Margie Hines (hereafter “Hines”), Champion’s purchasing supervisor, completed the paperwork for the re-covering of “No. 2’s” seat on April 7, 1993. C & S Upholstery (hereafter “C & S”) contracted to complete the job on or before April 12, 1993. Hines aff., ¶2; Def.Ex. A. Glover asserts that after C & S returned the seat he installed it on “No. 2” and that the seat functioned “properly and correctly.” Glover aff., ¶8. Glover testifies that he neither welded the seat to the forklift nor modified any component part of the seat. Id. at ¶ 6.

On April 27, 1993, while operating the forklift faster than usual, Plaintiff drove the forklift across a set of railroad tracks and lost control. The forklift began to bounce and eventually jammed Williams’ back. PI. depo., pp. 66-67. Contrary to the Defendants’ contentions, Plaintiff avers that Glover welded the temporary replacement from the Y-12 model forklift onto the Y-15 model. Williams claims that this was the reason the seat could not slide forward or backward or absorb shock. Plaintiff asserts that he was sitting on a “piece of steel” while operating the subject forklift. Id. at 55. Plaintiff contends that the original seat had not been reinstalled on “No. 2” at the time of his accident.

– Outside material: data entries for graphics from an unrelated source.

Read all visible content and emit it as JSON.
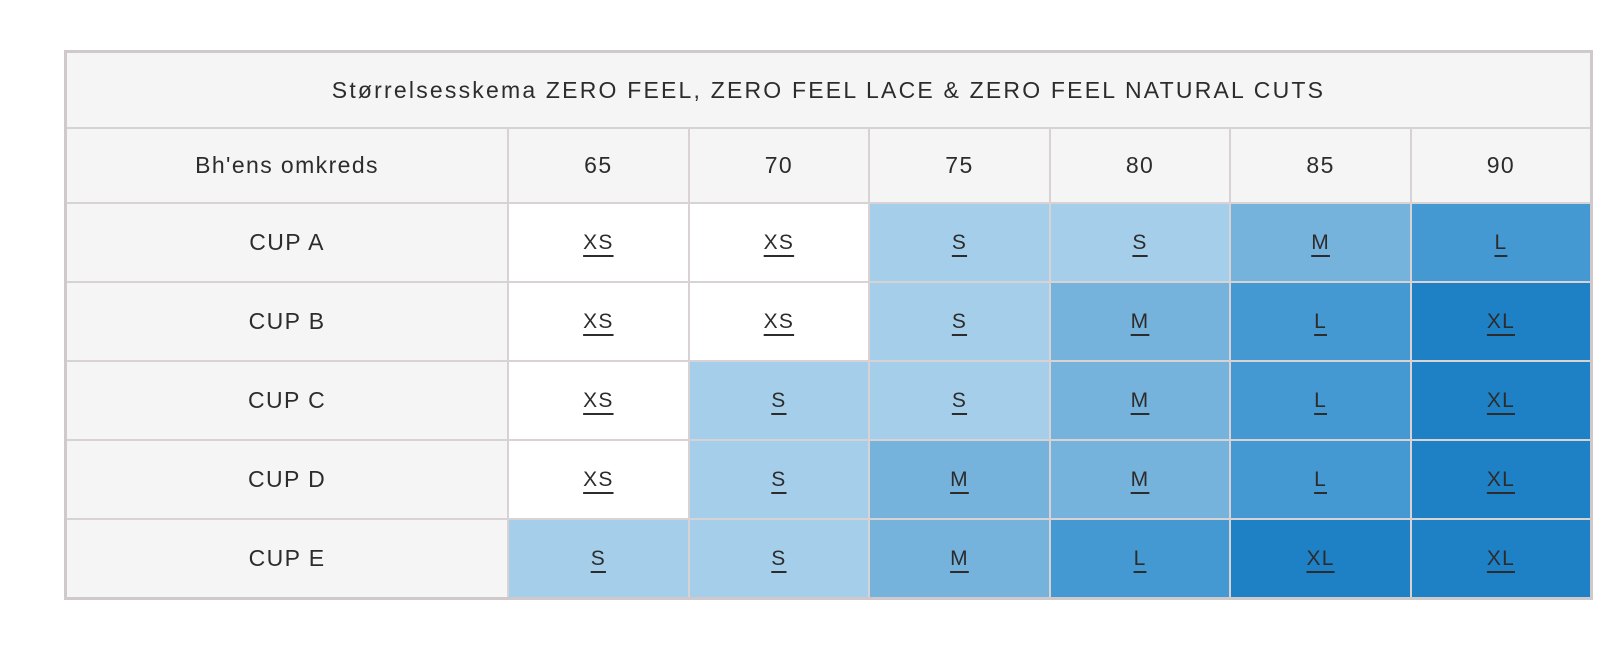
{
  "table": {
    "title": "Størrelsesskema ZERO FEEL, ZERO FEEL LACE & ZERO FEEL NATURAL CUTS",
    "header": {
      "label": "Bh'ens omkreds",
      "columns": [
        "65",
        "70",
        "75",
        "80",
        "85",
        "90"
      ]
    },
    "rows": [
      {
        "label": "CUP A",
        "sizes": [
          "XS",
          "XS",
          "S",
          "S",
          "M",
          "L"
        ]
      },
      {
        "label": "CUP B",
        "sizes": [
          "XS",
          "XS",
          "S",
          "M",
          "L",
          "XL"
        ]
      },
      {
        "label": "CUP C",
        "sizes": [
          "XS",
          "S",
          "S",
          "M",
          "L",
          "XL"
        ]
      },
      {
        "label": "CUP D",
        "sizes": [
          "XS",
          "S",
          "M",
          "M",
          "L",
          "XL"
        ]
      },
      {
        "label": "CUP E",
        "sizes": [
          "S",
          "S",
          "M",
          "L",
          "XL",
          "XL"
        ]
      }
    ],
    "size_colors": {
      "XS": "#ffffff",
      "S": "#a4cee9",
      "M": "#75b3dc",
      "L": "#4599d2",
      "XL": "#1e81c6"
    },
    "colors": {
      "header_background": "#f6f5f5",
      "border": "#d8d2d5",
      "text": "#2d2c2c"
    }
  },
  "chart_data": {
    "type": "table",
    "title": "Størrelsesskema ZERO FEEL, ZERO FEEL LACE & ZERO FEEL NATURAL CUTS",
    "row_header": "Bh'ens omkreds",
    "categories": [
      "65",
      "70",
      "75",
      "80",
      "85",
      "90"
    ],
    "series": [
      {
        "name": "CUP A",
        "values": [
          "XS",
          "XS",
          "S",
          "S",
          "M",
          "L"
        ]
      },
      {
        "name": "CUP B",
        "values": [
          "XS",
          "XS",
          "S",
          "M",
          "L",
          "XL"
        ]
      },
      {
        "name": "CUP C",
        "values": [
          "XS",
          "S",
          "S",
          "M",
          "L",
          "XL"
        ]
      },
      {
        "name": "CUP D",
        "values": [
          "XS",
          "S",
          "M",
          "M",
          "L",
          "XL"
        ]
      },
      {
        "name": "CUP E",
        "values": [
          "S",
          "S",
          "M",
          "L",
          "XL",
          "XL"
        ]
      }
    ]
  }
}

Following his work-related accident, Williams began to collect workers’ compensation benefits. Dr. W.B. Hanson (hereafter Dr. “Hanson”) of the Dothan Bone & Joint Clinic released Plaintiff, on May 25, 1993, to return to light work for about a week. After which time, Plaintiff was to return for a follow up review. Dr. Hanson stated in his progress report that if Plaintiff was not better at this point that it might be necessary to perform an epidural. Dr. Hanson stated in an addendum to his progress notes that plaintiff stated he was not going back to work until he got better. At that point, Dr. Hanson asked plaintiff to return in one week to see his partner, Dr. J.P. Maddox (hereafter Dr. “Maddox”). Def.Ex. 7. Dr. Maddox saw Williams on June 4, 1993 at which time he released Plaintiff to return to a light duty job. See Def.’s Ex. 9.

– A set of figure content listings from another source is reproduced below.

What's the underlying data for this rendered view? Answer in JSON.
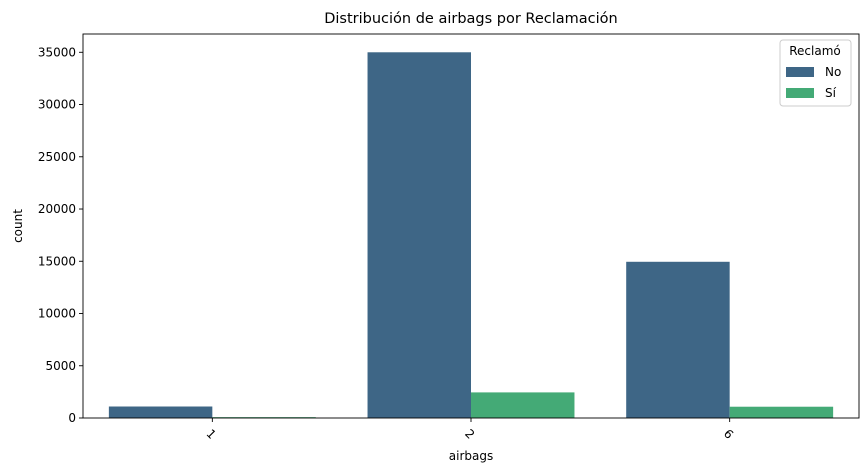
{
  "chart_data": {
    "type": "bar",
    "title": "Distribución de airbags por Reclamación",
    "xlabel": "airbags",
    "ylabel": "count",
    "categories": [
      "1",
      "2",
      "6"
    ],
    "series": [
      {
        "name": "No",
        "color": "#3e6686",
        "values": [
          1100,
          35000,
          14950
        ]
      },
      {
        "name": "Sí",
        "color": "#44aa76",
        "values": [
          80,
          2450,
          1080
        ]
      }
    ],
    "ylim": [
      0,
      36750
    ],
    "yticks": [
      0,
      5000,
      10000,
      15000,
      20000,
      25000,
      30000,
      35000
    ],
    "legend": {
      "title": "Reclamó",
      "placement": "top-right"
    },
    "grid": false
  }
}
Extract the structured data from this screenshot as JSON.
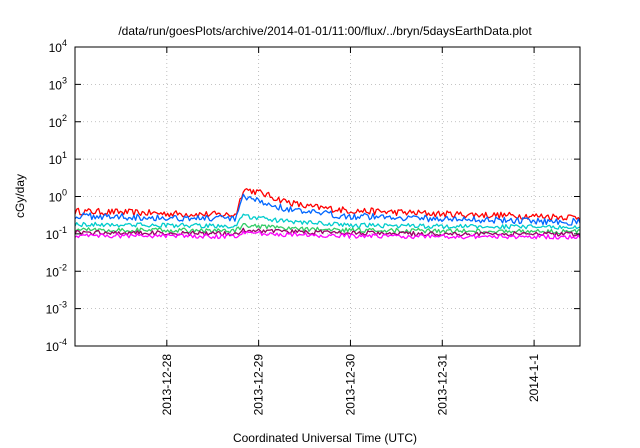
{
  "chart_data": {
    "type": "line",
    "title": "/data/run/goesPlots/archive/2014-01-01/11:00/flux/../bryn/5daysEarthData.plot",
    "xlabel": "Coordinated Universal Time (UTC)",
    "ylabel": "cGy/day",
    "y_scale": "log",
    "ylim": [
      0.0001,
      10000
    ],
    "y_ticks": [
      {
        "base": "10",
        "exp": "-4"
      },
      {
        "base": "10",
        "exp": "-3"
      },
      {
        "base": "10",
        "exp": "-2"
      },
      {
        "base": "10",
        "exp": "-1"
      },
      {
        "base": "10",
        "exp": "0"
      },
      {
        "base": "10",
        "exp": "1"
      },
      {
        "base": "10",
        "exp": "2"
      },
      {
        "base": "10",
        "exp": "3"
      },
      {
        "base": "10",
        "exp": "4"
      }
    ],
    "xlim": [
      "2013-12-27 00:00",
      "2014-01-01 12:00"
    ],
    "x_ticks": [
      "2013-12-28",
      "2013-12-29",
      "2013-12-30",
      "2013-12-31",
      "2014-1-1"
    ],
    "grid": true,
    "series": [
      {
        "color": "#ff0000",
        "values": [
          [
            "2013-12-27 00:00",
            0.4
          ],
          [
            "2013-12-27 12:00",
            0.38
          ],
          [
            "2013-12-28 00:00",
            0.35
          ],
          [
            "2013-12-28 12:00",
            0.33
          ],
          [
            "2013-12-28 18:00",
            0.32
          ],
          [
            "2013-12-28 20:00",
            1.6
          ],
          [
            "2013-12-29 00:00",
            1.3
          ],
          [
            "2013-12-29 06:00",
            0.8
          ],
          [
            "2013-12-29 12:00",
            0.55
          ],
          [
            "2013-12-30 00:00",
            0.42
          ],
          [
            "2013-12-30 12:00",
            0.38
          ],
          [
            "2013-12-31 00:00",
            0.34
          ],
          [
            "2013-12-31 12:00",
            0.32
          ],
          [
            "2014-01-01 00:00",
            0.3
          ],
          [
            "2014-01-01 12:00",
            0.28
          ]
        ]
      },
      {
        "color": "#0066ff",
        "values": [
          [
            "2013-12-27 00:00",
            0.3
          ],
          [
            "2013-12-27 12:00",
            0.29
          ],
          [
            "2013-12-28 00:00",
            0.27
          ],
          [
            "2013-12-28 12:00",
            0.26
          ],
          [
            "2013-12-28 18:00",
            0.25
          ],
          [
            "2013-12-28 20:00",
            0.95
          ],
          [
            "2013-12-29 00:00",
            0.75
          ],
          [
            "2013-12-29 06:00",
            0.5
          ],
          [
            "2013-12-29 12:00",
            0.38
          ],
          [
            "2013-12-30 00:00",
            0.3
          ],
          [
            "2013-12-30 12:00",
            0.28
          ],
          [
            "2013-12-31 00:00",
            0.25
          ],
          [
            "2013-12-31 12:00",
            0.24
          ],
          [
            "2014-01-01 00:00",
            0.22
          ],
          [
            "2014-01-01 12:00",
            0.21
          ]
        ]
      },
      {
        "color": "#00cccc",
        "values": [
          [
            "2013-12-27 00:00",
            0.18
          ],
          [
            "2013-12-28 00:00",
            0.17
          ],
          [
            "2013-12-28 18:00",
            0.16
          ],
          [
            "2013-12-28 20:00",
            0.3
          ],
          [
            "2013-12-29 06:00",
            0.22
          ],
          [
            "2013-12-30 00:00",
            0.17
          ],
          [
            "2013-12-31 00:00",
            0.16
          ],
          [
            "2014-01-01 12:00",
            0.15
          ]
        ]
      },
      {
        "color": "#33cc66",
        "values": [
          [
            "2013-12-27 00:00",
            0.13
          ],
          [
            "2013-12-28 00:00",
            0.125
          ],
          [
            "2013-12-28 18:00",
            0.12
          ],
          [
            "2013-12-28 20:00",
            0.17
          ],
          [
            "2013-12-29 06:00",
            0.14
          ],
          [
            "2013-12-30 00:00",
            0.125
          ],
          [
            "2013-12-31 00:00",
            0.12
          ],
          [
            "2014-01-01 12:00",
            0.115
          ]
        ]
      },
      {
        "color": "#990066",
        "values": [
          [
            "2013-12-27 00:00",
            0.11
          ],
          [
            "2013-12-28 00:00",
            0.105
          ],
          [
            "2013-12-28 18:00",
            0.1
          ],
          [
            "2013-12-28 20:00",
            0.13
          ],
          [
            "2013-12-29 06:00",
            0.115
          ],
          [
            "2013-12-30 00:00",
            0.105
          ],
          [
            "2013-12-31 00:00",
            0.1
          ],
          [
            "2014-01-01 12:00",
            0.1
          ]
        ]
      },
      {
        "color": "#ff00ff",
        "values": [
          [
            "2013-12-27 00:00",
            0.09
          ],
          [
            "2013-12-28 00:00",
            0.088
          ],
          [
            "2013-12-28 18:00",
            0.085
          ],
          [
            "2013-12-28 20:00",
            0.11
          ],
          [
            "2013-12-29 06:00",
            0.095
          ],
          [
            "2013-12-30 00:00",
            0.088
          ],
          [
            "2013-12-31 00:00",
            0.085
          ],
          [
            "2014-01-01 12:00",
            0.083
          ]
        ]
      }
    ]
  }
}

On June 3,1993, Candace Ward (hereafter ‘Ward”), Champion’s Administrative Clerk of [569]*569Personnel, mailed a certified letter informing Plaintiff that he needed to come in on June 8, 1993 and talk to Tommy Williams (hereafter “T. Williams”), Champion’s Controller, regarding a light duty position which met Dr. Hanson’s restrictions. Plaintiff received the letter on June 7, 1998. The letter also set forth potential ramifications for failure to report to work.

Plaintiff contends that after he received the letter he called T. Williams to discuss said light-duty position. Plaintiff avers that the light-duty work contemplated by Champion entailed sweeping and picking up trash. PL depo., p. 100. On June 14, 1993 Plaintiff allegedly communicated with someone from the office of Champion’s workers’ compensation insurer and requested a second opinion regarding his physical condition.